Use the MATLAB command\(B = rand\left( {\bf{6}} \right)\)to create a random matrix of the order\(6 \times 6\).

\(B = \left( {\begin{aligned}{*{20}{c}}{0.6981}&{0.0326}&{0.4607}&{0.1909}&{0.3846}&{0.8244}\\{0.6665}&{0.5612}&{0.9816}&{0.4283}&{0.5830}&{0.9827}\\{0.1781}&{0.8819}&{0.1564}&{0.4820}&{0.2518}&{0.7302}\\{0.1280}&{0.6692}&{0.8555}&{0.1206}&{0.2904}&{0.3439}\\{0.9991}&{0.1904}&{0.6448}&{0.5895}&{0.6171}&{0.5841}\\{0.1711}&{0.3689}&{0.3763}&{0.2262}&{0.2653}&{0.1078}\end{aligned}} \right)\)

Obtain the matrix\(C = A + B\)using the MATLAB command\({\bf{C}} = {\bf{A}} + {\bf{B}}\)shown below:

\(C = A + B = \left( {\begin{aligned}{*{20}{c}}{0.7816}&{0.0931}&{0.7527}&{0.5633}&{0.4373}&{1.2421}\\{0.7997}&{0.9605}&{1.4133}&{0.6264}&{1.3208}&{1.9657}\\{0.3515}&{1.4087}&{0.1719}&{0.9717}&{0.5209}&{1.0317}\\{0.5190}&{1.0860}&{1.8396}&{0.4601}&{0.7133}&{1.0450}\\{1.8305}&{0.8473}&{0.8119}&{1.5411}&{1.1650}&{1.2504}\\{0.9745}&{0.9969}&{0.4825}&{1.1465}&{1.2080}&{1.6469}\end{aligned}} \right)\)

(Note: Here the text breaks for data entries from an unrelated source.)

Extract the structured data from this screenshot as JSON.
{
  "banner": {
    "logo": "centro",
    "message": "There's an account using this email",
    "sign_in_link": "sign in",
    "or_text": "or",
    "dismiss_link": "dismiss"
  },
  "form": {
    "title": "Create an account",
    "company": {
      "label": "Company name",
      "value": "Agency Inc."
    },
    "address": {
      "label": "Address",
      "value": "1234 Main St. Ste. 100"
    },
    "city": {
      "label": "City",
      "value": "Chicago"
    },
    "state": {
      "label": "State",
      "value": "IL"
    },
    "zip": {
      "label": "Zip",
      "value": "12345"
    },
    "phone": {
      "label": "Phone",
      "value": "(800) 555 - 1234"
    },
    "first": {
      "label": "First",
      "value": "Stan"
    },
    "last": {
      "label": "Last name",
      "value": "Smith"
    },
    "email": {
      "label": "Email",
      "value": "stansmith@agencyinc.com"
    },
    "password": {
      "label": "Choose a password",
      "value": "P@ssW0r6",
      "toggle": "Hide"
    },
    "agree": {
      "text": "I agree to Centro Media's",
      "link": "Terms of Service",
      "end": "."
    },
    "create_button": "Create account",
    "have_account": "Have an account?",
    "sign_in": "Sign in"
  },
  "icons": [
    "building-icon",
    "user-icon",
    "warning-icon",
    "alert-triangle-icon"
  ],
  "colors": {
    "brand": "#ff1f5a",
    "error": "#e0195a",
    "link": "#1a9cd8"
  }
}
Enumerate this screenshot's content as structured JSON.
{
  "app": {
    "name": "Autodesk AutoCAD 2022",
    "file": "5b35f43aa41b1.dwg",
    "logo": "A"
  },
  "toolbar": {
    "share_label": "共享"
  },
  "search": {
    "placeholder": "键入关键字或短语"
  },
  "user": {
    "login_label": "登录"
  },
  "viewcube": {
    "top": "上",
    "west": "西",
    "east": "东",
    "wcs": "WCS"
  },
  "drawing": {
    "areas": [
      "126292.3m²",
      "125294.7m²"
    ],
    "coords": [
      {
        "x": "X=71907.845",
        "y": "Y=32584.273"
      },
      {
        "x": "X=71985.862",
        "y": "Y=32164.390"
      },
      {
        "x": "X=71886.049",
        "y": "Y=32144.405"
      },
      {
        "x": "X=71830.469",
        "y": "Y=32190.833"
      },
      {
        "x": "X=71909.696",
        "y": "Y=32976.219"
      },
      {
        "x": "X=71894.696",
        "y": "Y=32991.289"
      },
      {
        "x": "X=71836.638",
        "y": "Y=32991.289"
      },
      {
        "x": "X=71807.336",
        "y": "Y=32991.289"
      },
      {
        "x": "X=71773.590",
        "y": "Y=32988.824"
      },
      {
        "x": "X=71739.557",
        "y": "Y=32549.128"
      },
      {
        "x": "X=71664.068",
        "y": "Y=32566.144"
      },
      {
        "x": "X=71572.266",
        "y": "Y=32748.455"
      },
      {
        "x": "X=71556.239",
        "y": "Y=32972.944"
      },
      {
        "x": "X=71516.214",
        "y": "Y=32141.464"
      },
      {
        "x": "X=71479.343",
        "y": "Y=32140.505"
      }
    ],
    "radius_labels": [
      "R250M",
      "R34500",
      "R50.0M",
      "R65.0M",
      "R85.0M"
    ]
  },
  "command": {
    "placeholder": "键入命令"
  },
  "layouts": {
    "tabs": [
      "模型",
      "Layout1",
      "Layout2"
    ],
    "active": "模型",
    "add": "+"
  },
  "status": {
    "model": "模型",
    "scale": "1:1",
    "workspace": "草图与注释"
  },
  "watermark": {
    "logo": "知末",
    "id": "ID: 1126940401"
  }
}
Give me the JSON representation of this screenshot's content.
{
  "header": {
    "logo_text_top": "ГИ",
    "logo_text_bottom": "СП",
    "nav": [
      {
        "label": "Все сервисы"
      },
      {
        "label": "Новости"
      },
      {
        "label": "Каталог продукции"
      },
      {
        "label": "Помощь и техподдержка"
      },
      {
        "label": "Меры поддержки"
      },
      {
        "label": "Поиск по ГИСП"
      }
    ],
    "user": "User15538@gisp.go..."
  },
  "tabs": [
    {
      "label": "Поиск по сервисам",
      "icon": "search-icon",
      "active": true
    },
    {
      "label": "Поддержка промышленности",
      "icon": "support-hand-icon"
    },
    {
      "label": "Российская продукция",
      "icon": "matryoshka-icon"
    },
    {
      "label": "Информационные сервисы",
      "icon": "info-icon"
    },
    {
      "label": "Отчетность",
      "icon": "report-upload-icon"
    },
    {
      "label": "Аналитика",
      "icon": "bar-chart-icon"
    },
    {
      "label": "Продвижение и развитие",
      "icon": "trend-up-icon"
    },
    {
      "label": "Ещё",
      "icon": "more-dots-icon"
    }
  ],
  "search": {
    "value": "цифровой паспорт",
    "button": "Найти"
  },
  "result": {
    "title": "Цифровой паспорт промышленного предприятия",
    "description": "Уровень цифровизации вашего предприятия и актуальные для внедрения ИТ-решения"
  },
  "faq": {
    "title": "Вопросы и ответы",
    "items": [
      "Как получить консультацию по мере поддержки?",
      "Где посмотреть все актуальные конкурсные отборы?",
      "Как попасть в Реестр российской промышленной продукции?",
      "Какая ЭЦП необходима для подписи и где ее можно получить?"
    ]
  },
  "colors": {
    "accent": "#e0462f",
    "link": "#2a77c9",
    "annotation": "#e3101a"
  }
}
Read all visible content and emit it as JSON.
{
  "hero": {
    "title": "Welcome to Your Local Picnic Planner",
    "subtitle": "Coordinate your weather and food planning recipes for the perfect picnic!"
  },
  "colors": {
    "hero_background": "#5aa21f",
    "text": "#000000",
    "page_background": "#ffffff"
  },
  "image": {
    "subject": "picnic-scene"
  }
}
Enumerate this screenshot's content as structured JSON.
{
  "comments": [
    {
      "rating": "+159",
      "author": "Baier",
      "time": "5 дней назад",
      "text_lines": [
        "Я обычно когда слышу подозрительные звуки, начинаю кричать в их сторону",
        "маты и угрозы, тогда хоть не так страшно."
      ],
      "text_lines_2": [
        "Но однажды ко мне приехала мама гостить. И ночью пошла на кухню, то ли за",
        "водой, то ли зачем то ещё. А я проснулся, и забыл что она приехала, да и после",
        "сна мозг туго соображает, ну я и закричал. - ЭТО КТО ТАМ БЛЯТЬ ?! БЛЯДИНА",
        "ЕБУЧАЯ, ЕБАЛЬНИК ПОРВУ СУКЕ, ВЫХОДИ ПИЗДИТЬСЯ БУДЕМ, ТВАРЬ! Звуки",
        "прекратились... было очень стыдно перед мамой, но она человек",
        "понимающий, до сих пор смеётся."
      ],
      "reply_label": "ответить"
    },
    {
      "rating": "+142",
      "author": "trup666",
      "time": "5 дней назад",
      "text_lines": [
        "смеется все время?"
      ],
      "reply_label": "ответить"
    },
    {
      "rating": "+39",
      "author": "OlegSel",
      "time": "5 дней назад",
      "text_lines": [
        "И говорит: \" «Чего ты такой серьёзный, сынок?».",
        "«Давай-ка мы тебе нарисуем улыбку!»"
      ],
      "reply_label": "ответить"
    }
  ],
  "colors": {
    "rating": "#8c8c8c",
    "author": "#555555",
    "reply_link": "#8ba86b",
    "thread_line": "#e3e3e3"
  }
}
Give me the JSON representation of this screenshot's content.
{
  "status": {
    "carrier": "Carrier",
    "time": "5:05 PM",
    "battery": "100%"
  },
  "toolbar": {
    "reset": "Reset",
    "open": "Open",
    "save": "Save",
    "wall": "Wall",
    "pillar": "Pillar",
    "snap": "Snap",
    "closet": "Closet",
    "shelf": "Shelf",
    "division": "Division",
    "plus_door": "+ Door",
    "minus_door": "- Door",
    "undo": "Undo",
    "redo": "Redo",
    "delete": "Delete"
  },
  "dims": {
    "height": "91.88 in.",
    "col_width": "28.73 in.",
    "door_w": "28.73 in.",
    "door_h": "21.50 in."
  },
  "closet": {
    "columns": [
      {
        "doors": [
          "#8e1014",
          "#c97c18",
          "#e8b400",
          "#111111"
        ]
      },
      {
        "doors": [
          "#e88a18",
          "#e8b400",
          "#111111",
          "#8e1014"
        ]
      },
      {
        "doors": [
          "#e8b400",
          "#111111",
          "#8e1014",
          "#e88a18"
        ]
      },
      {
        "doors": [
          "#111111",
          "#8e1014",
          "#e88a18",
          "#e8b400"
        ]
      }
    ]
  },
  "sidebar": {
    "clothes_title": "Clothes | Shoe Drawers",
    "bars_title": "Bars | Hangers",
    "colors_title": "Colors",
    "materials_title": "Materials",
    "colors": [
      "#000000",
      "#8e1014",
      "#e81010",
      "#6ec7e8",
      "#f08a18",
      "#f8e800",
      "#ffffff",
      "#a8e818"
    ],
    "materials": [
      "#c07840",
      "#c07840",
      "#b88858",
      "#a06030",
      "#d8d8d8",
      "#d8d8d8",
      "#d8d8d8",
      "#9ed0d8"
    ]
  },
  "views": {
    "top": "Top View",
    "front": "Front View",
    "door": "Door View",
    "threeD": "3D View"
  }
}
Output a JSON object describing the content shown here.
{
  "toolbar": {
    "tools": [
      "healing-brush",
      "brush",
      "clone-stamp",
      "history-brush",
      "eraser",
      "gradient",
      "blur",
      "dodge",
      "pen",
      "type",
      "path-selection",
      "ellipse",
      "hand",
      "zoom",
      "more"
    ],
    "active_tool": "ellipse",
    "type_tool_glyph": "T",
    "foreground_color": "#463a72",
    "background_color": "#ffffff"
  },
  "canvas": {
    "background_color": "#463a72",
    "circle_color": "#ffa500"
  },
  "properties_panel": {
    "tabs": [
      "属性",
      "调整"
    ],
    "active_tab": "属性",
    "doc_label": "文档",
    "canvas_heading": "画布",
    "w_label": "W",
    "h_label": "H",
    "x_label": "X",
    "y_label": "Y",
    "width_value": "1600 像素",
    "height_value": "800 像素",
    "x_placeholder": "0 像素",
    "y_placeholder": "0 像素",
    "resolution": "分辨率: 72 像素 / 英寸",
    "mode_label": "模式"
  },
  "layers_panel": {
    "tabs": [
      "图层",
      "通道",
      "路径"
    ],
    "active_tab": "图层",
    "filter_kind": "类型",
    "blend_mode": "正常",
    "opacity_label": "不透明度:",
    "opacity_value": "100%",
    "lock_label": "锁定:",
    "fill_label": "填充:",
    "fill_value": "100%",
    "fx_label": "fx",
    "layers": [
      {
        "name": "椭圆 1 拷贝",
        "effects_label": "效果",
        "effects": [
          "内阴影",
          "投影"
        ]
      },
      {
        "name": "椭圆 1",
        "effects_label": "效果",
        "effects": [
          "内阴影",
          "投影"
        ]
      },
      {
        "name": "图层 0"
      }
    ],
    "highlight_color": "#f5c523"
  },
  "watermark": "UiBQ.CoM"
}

Compute\(\det \left( {A + B} \right) - \left( {\det A + \det B} \right)\)using the MATLAB command shown below:

\( > > \det \left( {\rm{C}} \right) - \det \left( {\rm{A}} \right) - \det \left( {\rm{B}} \right)\)

So, the output is shown below:

\( > > \det \left( {\rm{C}} \right) - \det \left( {\rm{A}} \right) - \det \left( {\rm{B}} \right) = - 0.5297\)

Since the difference is not zero,\(\det \left( {A + B} \right) - \left( {\det A + \det B} \right) \ne 0\)or\(\det \left( {A + B} \right) \ne \det A + \det B\).

Therefore, it is not always true that \(\det \left( {A + B} \right) \ne \det A + \det B\).